Later, London leans against a table in the crowded bar and talks shop. "Stand-up is really, really hard. You have to get up there all by yourself. You don't get a script or anyone else to help you. The crowd just looks at you and says, 'OK, now be funny.' After my first time, I never ever wanted to do it again."

Not only do you have to be "yourself" on stage, says London, you have to tell jokes about yourself as well. "You've got nothing to hide behind."

People's Republic's Carroll, a radio-advertising salesman by day, says the funniest material is always "the stuff that hits closest to home." The stuff that forces the audience to see you as an ordinary, unspectacular person, just like themselves. It takes talent to make a very personal, sad experience both universal and funny, he says.

When transsexual comic Barbara Sehr got started, she avoided talking about her gender identity — "the elephant in the middle of the room," as she calls it.

"It was too personal. I couldn't talk to anyone about it, much less a room full of strangers. The idea was terrifying."

A few weeks ago at Comedy Underground, Sehr jogged onto stage, peeled off her cardigan and held her arms above her head, as if ending a gymnastics routine. She paused a moment, her short gray bob hanging in her face, her lipstick shining in the stage lights.

She raised an eyebrow and, in a deeply masculine voice, asked coyly, "Any questions?"

The crowd laughed.

Jackpot!

But all this begs the question: What if the crowd doesn't laugh? How do these beginners get on stage, bare their vulnerabilities, bomb and then do it again, night after night, without the solace of a paycheck?
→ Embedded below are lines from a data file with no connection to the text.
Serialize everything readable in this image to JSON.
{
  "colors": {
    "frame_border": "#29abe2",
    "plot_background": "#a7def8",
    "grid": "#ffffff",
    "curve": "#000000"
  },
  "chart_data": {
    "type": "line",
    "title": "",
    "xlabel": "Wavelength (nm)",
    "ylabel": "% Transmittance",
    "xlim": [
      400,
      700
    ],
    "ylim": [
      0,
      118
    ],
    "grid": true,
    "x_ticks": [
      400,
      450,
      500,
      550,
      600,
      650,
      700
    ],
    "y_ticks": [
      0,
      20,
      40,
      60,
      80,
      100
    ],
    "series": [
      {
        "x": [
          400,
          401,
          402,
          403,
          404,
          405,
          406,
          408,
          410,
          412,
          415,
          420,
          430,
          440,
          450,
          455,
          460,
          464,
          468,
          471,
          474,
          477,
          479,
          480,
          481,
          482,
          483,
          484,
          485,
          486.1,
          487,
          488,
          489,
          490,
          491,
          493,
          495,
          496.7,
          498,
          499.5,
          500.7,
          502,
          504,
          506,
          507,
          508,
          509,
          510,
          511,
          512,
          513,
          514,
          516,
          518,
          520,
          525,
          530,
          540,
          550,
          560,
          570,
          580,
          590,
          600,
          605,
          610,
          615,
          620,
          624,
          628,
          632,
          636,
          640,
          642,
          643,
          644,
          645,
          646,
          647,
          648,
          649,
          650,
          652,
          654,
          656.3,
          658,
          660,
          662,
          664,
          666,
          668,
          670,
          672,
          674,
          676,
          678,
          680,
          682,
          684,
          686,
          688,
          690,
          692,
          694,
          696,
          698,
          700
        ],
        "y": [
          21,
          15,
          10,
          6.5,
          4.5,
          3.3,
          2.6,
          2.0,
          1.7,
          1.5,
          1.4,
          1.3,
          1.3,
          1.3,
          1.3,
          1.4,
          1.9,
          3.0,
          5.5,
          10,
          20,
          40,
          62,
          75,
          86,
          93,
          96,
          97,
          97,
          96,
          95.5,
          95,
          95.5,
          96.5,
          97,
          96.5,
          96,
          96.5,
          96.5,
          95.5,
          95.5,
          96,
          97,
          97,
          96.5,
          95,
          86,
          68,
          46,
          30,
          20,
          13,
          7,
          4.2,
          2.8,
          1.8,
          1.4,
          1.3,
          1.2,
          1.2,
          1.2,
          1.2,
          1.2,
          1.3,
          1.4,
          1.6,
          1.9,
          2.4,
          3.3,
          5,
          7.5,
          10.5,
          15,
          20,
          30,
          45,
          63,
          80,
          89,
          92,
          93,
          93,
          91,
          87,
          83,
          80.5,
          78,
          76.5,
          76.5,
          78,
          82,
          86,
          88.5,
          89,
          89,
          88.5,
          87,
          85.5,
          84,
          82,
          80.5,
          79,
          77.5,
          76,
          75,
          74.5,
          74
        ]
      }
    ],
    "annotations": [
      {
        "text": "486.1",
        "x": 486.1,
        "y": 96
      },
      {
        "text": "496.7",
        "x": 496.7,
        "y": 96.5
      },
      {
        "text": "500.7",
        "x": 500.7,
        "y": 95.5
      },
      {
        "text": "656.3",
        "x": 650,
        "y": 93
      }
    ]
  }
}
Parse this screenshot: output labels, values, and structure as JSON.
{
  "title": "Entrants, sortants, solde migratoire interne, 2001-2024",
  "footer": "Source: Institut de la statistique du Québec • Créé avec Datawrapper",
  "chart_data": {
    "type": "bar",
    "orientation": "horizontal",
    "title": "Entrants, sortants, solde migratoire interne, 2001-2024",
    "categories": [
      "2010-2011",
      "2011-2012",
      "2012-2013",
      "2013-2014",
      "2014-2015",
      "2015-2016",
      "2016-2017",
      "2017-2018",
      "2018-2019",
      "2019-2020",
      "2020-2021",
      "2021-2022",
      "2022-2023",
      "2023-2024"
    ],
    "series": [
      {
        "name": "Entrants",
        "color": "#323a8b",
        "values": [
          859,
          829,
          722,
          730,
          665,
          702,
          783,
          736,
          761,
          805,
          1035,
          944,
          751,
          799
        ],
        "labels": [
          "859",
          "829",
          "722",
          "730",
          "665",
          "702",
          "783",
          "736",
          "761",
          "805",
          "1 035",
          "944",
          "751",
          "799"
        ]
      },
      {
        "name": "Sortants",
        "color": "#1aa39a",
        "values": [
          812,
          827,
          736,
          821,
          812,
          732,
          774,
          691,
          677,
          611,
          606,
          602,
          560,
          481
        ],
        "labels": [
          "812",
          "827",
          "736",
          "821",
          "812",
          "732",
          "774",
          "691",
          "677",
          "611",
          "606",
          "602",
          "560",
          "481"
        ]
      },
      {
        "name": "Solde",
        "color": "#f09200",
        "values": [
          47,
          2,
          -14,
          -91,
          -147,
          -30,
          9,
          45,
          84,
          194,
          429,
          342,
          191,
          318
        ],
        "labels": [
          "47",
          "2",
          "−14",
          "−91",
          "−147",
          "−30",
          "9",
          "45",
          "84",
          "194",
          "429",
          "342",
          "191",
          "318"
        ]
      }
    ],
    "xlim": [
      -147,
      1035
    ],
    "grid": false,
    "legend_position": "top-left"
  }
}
"It's completely sick," says Merrill, the bespectacled emcee. "But all of us have been there. Some people blame the audience — 'They're too dumb to get it' — but most of us just sort of stand there and think, 'Oh God, I can make it just five more minutes.' "

Once, Merrill told a joke about pedophilia to a room full of fathers and middle-school-age daughters. They didn't think he was funny. At all.
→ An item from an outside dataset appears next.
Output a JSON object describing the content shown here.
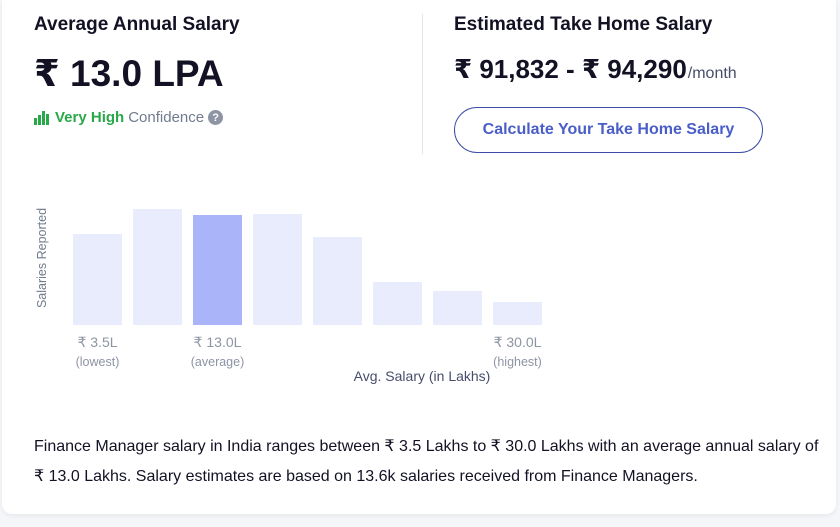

Radford, the secretary, compares the highs and lows of stand-up comedy to a gambling addiction: "Sometimes you win big, and sometimes you lose big. When you lose, you think, I'm done, I'm done. I'll never do this again. But secretly, you're thinking: Man, next time I'm going to win huge!"

In the context of amateur stand-up, "winning huge" is playing a major venue, going on "Jimmy Kimmel Live!," or — the quintessential reward — getting to quit your day job and do comedy for a living.

And there's hope. The late comedian Mitch Hedberg got a boost to his career when he won the Seattle International Comedy Competition in 1997. And local boy Kyle Cease, who revved up at the open mike at Comedy Underground, recently landed a special on HBO.

"For now, it's not about all that," says Radford. "It's about working my booty off and having fun. Trying to get as good as I can."

She stops and smiles. "But, you know, now that you mention it, fame wouldn't be so bad. I'll move to L.A., do a bunch of TV shows, party with Paris Hilton, sleep with some warmed-over Backstreet Boy and about two weeks later you'll see me without my knickers on the cover of US Weekly."

She pauses for a moment, then smiles. "Oh, comedy. It's just tragic sometimes, isn't it?"